Poster Presentation 
 Stefan Rach 
Department of Psychology, Oldenburg University, Germany 
Adele Diederich 
		School of Humanities and Social Sciences, International University Bremen, Germany      Abstract ID Number: 29      Full text: 
Not available      Last modified: 
March 6, 2006 
     Presentation date: 06/19/2006 10:00 AM in Hamilton Building, Foyer 
     (View Schedule) 
		Abstract 
		
		Neurophysiological studies on higher mammals suggest that the benefits of multisensory integration are larger for less intense stimuli, that is, inverse effectiveness: the relative amount of multisensory response enhancement (MRE) is inversely related to stimulus intensity (Stein & Meredith, 1993, MIT Press). This finding is supported by behavioral studies on humans that showed an inverse relation between the magnitude of intersensory facilitation and stimulus intensity.  
 
Two experiments were conducted to investigate whether inverse effectiveness might apply also to stimulus duration.
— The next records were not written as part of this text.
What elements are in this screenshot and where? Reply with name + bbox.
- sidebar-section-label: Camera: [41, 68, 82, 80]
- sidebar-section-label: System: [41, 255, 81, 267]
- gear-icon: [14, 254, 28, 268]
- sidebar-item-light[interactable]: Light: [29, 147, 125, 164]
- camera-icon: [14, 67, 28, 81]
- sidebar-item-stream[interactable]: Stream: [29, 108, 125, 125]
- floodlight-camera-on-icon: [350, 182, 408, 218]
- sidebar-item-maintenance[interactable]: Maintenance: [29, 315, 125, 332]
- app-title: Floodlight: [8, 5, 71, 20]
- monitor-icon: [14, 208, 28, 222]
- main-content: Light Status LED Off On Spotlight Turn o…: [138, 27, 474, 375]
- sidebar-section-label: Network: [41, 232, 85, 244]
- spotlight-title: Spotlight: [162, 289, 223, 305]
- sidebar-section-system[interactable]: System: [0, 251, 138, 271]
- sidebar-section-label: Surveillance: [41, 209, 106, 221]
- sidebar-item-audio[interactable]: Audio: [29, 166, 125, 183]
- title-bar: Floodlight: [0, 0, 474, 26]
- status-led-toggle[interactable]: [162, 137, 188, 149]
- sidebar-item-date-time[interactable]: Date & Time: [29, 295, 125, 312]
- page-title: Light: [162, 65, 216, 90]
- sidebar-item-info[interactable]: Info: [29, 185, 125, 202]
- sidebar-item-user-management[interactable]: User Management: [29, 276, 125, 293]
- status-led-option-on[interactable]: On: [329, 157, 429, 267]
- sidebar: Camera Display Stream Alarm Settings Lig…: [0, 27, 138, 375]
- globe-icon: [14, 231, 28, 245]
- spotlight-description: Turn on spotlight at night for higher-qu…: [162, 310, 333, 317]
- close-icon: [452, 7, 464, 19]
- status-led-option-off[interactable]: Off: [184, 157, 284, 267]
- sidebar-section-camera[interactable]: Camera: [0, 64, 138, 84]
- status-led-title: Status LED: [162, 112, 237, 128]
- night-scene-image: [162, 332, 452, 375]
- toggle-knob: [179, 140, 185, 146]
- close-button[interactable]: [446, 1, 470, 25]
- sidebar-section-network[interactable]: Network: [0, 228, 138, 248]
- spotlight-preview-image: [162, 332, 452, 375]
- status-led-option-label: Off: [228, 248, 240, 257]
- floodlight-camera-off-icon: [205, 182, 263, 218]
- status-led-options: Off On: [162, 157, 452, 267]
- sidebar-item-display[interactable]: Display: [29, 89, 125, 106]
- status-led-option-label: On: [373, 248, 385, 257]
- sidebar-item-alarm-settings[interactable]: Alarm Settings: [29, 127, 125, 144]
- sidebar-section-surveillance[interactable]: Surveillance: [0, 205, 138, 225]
Participants were required to perform saccades to visual targets positioned left or right from fixation, while, on some trials, ignoring tactile non-targets that were presented either spatially aligned or contralateral to the visual target (focused attention paradigm). Stimulus duration of both target and non-target varied. Saccadic reaction times were recorded. 
 
Both experiments revealed that the largest relative amount of intersensory facilitation (in terms of MRE)  was elicited by the shortest stimuli and that MRE decreased with increasing stimulus duration, thus, inverse effectiveness of stimulus duration.